Pensar el espacio escénico en la danza

He estado leyendo las “diez sugerencias para uso de un espacio escénico” por Sylvia Bofill y no puedo dejar de pensar que aunque el texto está escrito principalmente para teatro, es lectura obligada para los gestores de danza y el arte del movimiento.

El espacio escénico debe activar la experiencia tridimensional y los sentidos de su audiencia. (Recordemos que el teatro es una experiencia auditiva, visual, intelectual emocional y física).

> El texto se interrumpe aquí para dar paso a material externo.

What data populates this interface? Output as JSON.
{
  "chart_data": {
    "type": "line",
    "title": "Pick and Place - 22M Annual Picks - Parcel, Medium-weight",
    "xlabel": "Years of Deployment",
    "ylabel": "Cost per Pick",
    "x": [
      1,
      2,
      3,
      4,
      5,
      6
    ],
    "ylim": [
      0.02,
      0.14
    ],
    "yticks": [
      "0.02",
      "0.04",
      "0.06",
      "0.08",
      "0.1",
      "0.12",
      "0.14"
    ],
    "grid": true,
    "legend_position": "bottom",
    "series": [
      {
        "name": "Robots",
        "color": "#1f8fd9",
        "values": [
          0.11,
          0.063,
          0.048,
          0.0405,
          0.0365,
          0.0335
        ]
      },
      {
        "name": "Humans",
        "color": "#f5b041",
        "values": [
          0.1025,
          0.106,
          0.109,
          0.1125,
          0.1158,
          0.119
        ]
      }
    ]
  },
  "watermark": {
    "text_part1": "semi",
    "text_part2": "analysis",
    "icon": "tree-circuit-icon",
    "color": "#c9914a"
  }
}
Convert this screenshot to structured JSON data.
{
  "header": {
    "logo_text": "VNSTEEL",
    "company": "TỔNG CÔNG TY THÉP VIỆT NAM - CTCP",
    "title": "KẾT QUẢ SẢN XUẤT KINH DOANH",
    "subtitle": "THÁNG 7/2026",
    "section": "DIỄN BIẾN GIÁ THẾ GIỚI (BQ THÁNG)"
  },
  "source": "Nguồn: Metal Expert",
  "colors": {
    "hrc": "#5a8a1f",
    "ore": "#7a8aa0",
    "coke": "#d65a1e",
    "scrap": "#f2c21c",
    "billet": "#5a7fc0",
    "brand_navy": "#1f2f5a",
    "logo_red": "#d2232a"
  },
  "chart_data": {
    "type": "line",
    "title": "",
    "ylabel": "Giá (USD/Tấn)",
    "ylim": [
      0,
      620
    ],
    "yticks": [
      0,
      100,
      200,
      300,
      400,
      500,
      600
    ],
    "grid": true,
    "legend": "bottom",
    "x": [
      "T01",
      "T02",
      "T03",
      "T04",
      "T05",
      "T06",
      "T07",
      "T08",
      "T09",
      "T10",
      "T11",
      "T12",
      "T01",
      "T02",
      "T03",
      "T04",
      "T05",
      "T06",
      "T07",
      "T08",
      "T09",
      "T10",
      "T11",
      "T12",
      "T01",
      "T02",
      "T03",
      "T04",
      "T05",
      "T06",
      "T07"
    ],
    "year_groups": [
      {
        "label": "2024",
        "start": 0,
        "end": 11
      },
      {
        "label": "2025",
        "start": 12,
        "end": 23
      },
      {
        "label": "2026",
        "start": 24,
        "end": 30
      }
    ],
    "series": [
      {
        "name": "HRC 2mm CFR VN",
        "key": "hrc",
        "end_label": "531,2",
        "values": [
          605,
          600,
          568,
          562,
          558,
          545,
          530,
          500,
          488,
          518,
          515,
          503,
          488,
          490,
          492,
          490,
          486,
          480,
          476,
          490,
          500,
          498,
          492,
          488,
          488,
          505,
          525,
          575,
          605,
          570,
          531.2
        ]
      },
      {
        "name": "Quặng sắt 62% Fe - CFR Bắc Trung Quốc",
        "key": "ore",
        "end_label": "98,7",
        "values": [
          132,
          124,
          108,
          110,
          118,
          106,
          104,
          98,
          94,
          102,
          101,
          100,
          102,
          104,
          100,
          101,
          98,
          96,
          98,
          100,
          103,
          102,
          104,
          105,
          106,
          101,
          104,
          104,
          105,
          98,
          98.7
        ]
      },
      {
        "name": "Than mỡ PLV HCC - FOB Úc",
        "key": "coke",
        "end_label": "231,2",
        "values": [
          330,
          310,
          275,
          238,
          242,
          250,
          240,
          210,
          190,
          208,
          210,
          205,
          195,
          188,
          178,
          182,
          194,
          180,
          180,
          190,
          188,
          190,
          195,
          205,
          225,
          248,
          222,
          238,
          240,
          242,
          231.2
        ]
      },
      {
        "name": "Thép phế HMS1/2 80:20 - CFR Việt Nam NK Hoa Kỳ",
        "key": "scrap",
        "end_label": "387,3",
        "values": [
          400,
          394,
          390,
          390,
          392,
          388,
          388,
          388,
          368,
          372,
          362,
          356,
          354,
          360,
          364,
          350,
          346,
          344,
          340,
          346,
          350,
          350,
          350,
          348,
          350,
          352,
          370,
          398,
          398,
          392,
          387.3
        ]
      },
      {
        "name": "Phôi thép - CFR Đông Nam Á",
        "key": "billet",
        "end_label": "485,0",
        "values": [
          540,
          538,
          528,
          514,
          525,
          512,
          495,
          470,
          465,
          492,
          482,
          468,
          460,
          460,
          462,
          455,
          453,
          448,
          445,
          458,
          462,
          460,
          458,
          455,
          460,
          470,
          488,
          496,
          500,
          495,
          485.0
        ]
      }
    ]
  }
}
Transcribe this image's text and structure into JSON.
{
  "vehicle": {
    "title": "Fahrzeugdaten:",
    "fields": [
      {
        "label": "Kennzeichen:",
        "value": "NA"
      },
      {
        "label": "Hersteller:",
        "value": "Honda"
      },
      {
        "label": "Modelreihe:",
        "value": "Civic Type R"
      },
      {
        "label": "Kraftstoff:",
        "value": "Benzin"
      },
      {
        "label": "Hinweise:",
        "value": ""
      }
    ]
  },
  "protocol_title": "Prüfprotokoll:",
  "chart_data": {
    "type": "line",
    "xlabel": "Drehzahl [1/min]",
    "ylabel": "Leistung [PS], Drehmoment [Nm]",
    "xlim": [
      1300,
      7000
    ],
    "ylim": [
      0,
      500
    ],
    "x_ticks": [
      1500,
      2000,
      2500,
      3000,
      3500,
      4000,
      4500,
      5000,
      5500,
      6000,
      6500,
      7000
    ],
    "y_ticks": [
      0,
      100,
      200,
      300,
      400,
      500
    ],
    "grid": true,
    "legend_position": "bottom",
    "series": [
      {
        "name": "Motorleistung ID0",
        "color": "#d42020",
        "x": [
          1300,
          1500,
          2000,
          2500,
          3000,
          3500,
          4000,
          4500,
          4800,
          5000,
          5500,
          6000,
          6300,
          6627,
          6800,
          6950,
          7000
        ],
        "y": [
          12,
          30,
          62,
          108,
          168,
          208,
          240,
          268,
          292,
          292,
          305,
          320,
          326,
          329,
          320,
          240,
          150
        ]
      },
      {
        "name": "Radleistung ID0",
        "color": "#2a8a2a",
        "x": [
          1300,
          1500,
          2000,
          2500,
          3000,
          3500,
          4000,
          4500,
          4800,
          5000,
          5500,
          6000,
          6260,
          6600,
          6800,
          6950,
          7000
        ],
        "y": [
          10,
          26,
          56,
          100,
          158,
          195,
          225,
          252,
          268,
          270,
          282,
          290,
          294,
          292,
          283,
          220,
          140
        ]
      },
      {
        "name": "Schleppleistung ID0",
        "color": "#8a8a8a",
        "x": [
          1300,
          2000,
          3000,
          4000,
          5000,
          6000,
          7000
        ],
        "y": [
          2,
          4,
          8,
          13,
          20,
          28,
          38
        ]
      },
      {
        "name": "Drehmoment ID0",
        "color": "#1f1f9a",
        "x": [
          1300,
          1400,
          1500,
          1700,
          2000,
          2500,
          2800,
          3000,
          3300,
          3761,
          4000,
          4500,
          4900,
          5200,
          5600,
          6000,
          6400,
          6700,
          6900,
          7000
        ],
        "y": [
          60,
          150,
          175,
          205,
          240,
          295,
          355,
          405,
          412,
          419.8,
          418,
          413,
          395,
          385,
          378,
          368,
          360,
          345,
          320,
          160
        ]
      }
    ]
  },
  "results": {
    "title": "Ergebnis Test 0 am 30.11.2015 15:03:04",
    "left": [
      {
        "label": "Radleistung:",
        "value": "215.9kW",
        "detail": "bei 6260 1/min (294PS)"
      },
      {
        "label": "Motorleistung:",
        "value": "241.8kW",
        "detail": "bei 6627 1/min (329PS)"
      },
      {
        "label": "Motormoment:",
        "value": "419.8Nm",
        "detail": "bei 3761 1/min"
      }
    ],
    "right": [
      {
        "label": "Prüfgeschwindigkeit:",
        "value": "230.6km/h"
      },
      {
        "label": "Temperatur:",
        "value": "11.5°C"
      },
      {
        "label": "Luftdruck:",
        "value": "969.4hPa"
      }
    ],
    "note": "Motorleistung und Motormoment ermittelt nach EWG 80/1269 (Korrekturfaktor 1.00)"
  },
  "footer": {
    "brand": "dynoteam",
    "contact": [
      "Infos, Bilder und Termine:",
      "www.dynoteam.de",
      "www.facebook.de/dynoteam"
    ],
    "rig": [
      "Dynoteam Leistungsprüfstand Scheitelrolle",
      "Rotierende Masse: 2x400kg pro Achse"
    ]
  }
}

A veces las piezas de danza están tan enfocadas en bailar, en demostrar alguna proeza física o ritmicalidad que se pierde la idea de armar una experiencia a ser compartida con el público. Entre paso y paso a veces se pierde la idea de que la pieza no se acaba cuando la coreografía está hecha, como si las luces y el espacio fueran mero “frosty” para el pastel. Si bien la danza no tiene porqué ser narrativa (y de hecho este estar fuera del marco del lenguaje hablado puede ser su mayor fortaleza), una pieza de danza no deja de tener un principio, un medio y un fin. Entonces que lo que vaya en el trasncurso de ese principio, medio y fin sea lo justo y necesario. Que sea coherente, entendiendo coherente como una integración a partir de considerar (y balancear si necesario) todos los elementos implicados: espacio, luces, objetos, escenografía, tiempo y, por supuesto, cuerpos en movimiento.

“Diez sugerencias para uso de un espacio escénico” es parte del Decálogo de Artistas Escénicos de la revista Entorno. También hay decálogos por otros gestores de la danza, movimiento y performance como Viveca Vázquez, Eduardo Alegría y Piso Proyecto.